Tutor: Prášek Jan, Ing., Ph.D.
Resonant converters using zero current switching provide the possibility of implementing a highly efficient voltage transformation. Reducing power losses is especially important in a vacuum environment where the effective cooling of active circuit elements is difficult. Because the cost of launch to space is very expensive, space agencies place great demands on the reliability of electronic devices and power supplies in particular. In order to analyze the behavior of the power supply under the influence of thermal stress or radiation and these aging-related effects, an adequate model must be used. Unlike conventional converters (forward, flyback) whose models exist and are accepted by space agencies, in the case of resonant converters, there are currently only analyzes. The aim of the doctoral thesis is the basic research of high efficiency and reliability control of resonant converters for space applications, especially their practical modeling.
Tutor: Pavlík Michal, Ing., Ph.D.
In the course of the research the student will start the study focussed on a physical phenomenon related with electron-gas interactions, namely generation of photons after excitation of gas by the signal electrons in high pressure environment of the environmental scanning electron microscope. New detector of photons will be simulated, designed and realised. After integration of it into ESEM, its function will be proved by many experiments.
The topic is focused on the issue of lithium-ion accumulators and their recycling. The aim will be to propose new methods and modify the methods currently used for the recycling of the lead-acid accumulators for the recycling of the lithium-ion accumulators in order to achieve the highest efficiency of recycling of the electrode materials.
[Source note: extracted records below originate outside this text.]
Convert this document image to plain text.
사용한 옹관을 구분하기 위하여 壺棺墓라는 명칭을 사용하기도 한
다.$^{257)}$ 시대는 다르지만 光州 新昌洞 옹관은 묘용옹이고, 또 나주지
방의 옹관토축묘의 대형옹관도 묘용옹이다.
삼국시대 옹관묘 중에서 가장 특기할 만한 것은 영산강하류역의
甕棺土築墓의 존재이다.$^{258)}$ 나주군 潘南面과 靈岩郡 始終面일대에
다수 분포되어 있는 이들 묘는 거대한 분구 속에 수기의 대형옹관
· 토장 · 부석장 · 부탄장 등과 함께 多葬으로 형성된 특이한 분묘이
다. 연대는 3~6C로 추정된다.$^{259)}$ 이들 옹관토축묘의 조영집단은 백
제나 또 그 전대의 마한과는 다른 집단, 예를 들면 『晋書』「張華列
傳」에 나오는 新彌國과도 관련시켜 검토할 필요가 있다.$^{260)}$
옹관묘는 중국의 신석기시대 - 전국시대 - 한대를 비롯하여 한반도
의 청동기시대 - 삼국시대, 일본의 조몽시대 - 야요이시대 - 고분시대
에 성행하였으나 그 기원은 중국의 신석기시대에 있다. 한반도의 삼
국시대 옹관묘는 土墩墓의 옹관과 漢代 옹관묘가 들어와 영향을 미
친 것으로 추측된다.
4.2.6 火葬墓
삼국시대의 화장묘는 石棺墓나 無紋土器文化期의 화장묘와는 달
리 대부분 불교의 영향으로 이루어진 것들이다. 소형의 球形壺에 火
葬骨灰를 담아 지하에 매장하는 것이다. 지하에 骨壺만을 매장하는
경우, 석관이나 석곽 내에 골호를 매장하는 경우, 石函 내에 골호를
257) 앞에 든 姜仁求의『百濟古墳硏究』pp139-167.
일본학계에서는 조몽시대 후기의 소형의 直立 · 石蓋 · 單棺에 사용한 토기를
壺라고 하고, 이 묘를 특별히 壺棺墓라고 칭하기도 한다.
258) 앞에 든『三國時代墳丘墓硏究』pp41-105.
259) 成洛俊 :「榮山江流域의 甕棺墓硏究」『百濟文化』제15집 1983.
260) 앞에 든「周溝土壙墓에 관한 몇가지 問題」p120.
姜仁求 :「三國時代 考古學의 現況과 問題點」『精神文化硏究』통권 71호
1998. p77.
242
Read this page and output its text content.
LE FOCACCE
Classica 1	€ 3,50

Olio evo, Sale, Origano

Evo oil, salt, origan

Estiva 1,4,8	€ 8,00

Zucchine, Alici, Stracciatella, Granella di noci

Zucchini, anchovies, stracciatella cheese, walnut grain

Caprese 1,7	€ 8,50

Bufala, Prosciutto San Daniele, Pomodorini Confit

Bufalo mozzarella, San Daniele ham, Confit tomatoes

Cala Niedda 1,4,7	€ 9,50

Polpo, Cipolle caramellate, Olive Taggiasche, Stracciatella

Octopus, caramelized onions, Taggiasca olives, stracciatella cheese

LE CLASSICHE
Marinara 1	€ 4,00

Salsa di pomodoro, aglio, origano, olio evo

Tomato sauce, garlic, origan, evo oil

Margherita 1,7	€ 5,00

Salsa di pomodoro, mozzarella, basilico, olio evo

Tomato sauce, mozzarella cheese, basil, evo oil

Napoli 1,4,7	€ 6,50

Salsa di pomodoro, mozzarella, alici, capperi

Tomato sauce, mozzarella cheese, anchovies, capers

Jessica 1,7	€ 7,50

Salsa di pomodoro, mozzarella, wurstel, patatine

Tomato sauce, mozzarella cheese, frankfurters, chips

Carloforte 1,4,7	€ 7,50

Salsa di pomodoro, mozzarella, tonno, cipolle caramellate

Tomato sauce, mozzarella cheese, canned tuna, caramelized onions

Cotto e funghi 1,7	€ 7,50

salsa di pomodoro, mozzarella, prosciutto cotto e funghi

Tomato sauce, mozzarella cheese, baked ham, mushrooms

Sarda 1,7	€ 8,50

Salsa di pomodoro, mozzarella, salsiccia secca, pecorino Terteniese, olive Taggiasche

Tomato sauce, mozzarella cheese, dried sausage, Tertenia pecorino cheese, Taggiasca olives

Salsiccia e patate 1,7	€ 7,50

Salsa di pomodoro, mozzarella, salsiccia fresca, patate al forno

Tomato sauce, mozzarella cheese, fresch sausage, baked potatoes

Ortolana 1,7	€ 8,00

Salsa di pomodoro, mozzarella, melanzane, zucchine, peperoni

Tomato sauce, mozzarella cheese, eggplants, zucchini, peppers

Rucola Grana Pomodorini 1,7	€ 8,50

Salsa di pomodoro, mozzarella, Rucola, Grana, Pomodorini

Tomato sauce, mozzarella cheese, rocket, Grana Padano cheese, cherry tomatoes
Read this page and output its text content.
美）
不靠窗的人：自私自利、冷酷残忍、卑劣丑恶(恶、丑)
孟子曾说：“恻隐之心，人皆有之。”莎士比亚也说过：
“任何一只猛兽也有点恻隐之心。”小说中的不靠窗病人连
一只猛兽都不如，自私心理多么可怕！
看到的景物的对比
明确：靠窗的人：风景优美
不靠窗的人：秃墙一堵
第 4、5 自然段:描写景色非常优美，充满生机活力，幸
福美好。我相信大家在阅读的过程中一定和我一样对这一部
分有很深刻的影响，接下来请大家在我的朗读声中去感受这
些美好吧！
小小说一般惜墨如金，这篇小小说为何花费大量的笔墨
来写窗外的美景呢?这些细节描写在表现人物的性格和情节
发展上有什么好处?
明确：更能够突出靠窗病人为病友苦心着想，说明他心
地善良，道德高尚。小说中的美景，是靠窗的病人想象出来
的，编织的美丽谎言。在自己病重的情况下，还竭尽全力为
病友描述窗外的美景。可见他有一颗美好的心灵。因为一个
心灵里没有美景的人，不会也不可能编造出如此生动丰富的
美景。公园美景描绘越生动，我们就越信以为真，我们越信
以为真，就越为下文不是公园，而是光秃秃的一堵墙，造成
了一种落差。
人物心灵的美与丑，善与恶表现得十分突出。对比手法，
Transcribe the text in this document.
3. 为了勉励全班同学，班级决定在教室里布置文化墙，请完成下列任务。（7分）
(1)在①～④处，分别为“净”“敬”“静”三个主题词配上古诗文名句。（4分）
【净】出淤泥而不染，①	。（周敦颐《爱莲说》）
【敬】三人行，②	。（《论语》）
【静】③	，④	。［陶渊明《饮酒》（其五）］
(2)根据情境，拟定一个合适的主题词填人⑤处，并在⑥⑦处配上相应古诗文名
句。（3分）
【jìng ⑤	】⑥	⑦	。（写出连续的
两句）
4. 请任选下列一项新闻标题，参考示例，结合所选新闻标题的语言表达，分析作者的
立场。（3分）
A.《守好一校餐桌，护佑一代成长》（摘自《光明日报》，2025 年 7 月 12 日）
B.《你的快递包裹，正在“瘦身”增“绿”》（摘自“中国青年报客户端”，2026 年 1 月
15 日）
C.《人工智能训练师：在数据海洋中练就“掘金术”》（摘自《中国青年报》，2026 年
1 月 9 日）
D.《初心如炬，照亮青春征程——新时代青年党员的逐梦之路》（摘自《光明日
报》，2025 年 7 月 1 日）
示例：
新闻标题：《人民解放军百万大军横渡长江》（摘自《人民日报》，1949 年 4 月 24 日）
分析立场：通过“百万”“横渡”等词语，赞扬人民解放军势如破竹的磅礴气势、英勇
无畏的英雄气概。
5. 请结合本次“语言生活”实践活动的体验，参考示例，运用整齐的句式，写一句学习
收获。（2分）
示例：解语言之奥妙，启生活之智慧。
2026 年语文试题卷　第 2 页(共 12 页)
For the recycling process will be investigated new types of environmentally friendly procedures and solvents that can replaced currently used very aggressive and non-organic solvents. Total profit of recycled materials should exceed 70% of the original mass of the accumulator. The results obtained in this research will help to increase the long-term sustainability of the technology of lithium-ion accumulators needed to develop electromobility.